国内での競争相手が増えれば、さらなる大量生産によりコストを抑えて海外に販路を拡大することで事業成長してきました。これが、昭和時代の成長モデルです。
人口減とデジタル化の影響
人口増の時代は顧客の人数が増え、売上も伸びます。当然ですが、売上はBtoC、BtoBにかかわらず「顧客数×単価×頻度」だからです。昭和の時代は、最初の変数である人口が増えれば顧客の人数が自然に増加し、投資対効果が向上していました。
しかし90年代以降、国内人口の伸びは止まり、販路と認知を拡大する環境にも大きな変化が起こります。インターネットが登場し、生活者の興味が分散して、大勢が同じ時間に同じテレビドラマを見ているようなことが起こりにくくなりました。“お茶の間”の喪失です。これに伴ってマス広告が弱体化し、顧客が目にする情報はますます多様化、細分化し、結果として顧客ニーズも多様化しました。また、国境も時間も超えて、既存の物理的な販路を代替するAmazonや楽天のようなデジタル販路(EC)が出現し、昭和を支えた販路と認知の水平拡大は通用しなくなりました。
このような顧客の多様化・細分化をさらに急加速させたのは、2007年以降のスマートフォンの浸透です。スマートフォンは、急速に世の中を分断しました。その登場から15年以上が経った今、一人ひとりが持っている情報はバラバラで、価値観やニーズも人によって大きく異なり、マーケット全体が極めて複雑になりました。
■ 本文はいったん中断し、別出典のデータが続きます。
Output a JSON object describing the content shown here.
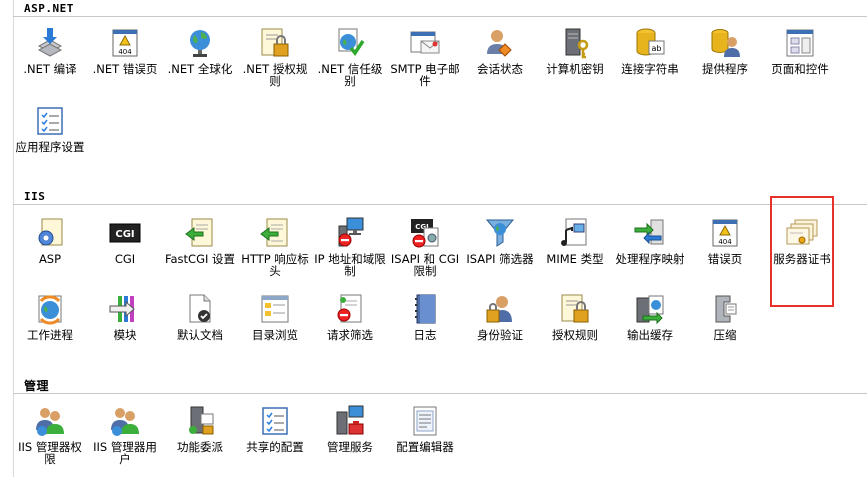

かたや、その状況を受けて、企業に対しては様々なデジタルツールや手法が提案されるようになります。結果として、ビジネスの現場はデジタルやITの導入と理解に時間を費やしてしまい、その先にいるはずの顧客の姿がますます見えなくなる事態に陥っています。現場が顧客から離れれば、経営者はさらに顧客の現実から遠ざかります。この現象に、業種や業態によらず、ほとんどの企業が直面しています。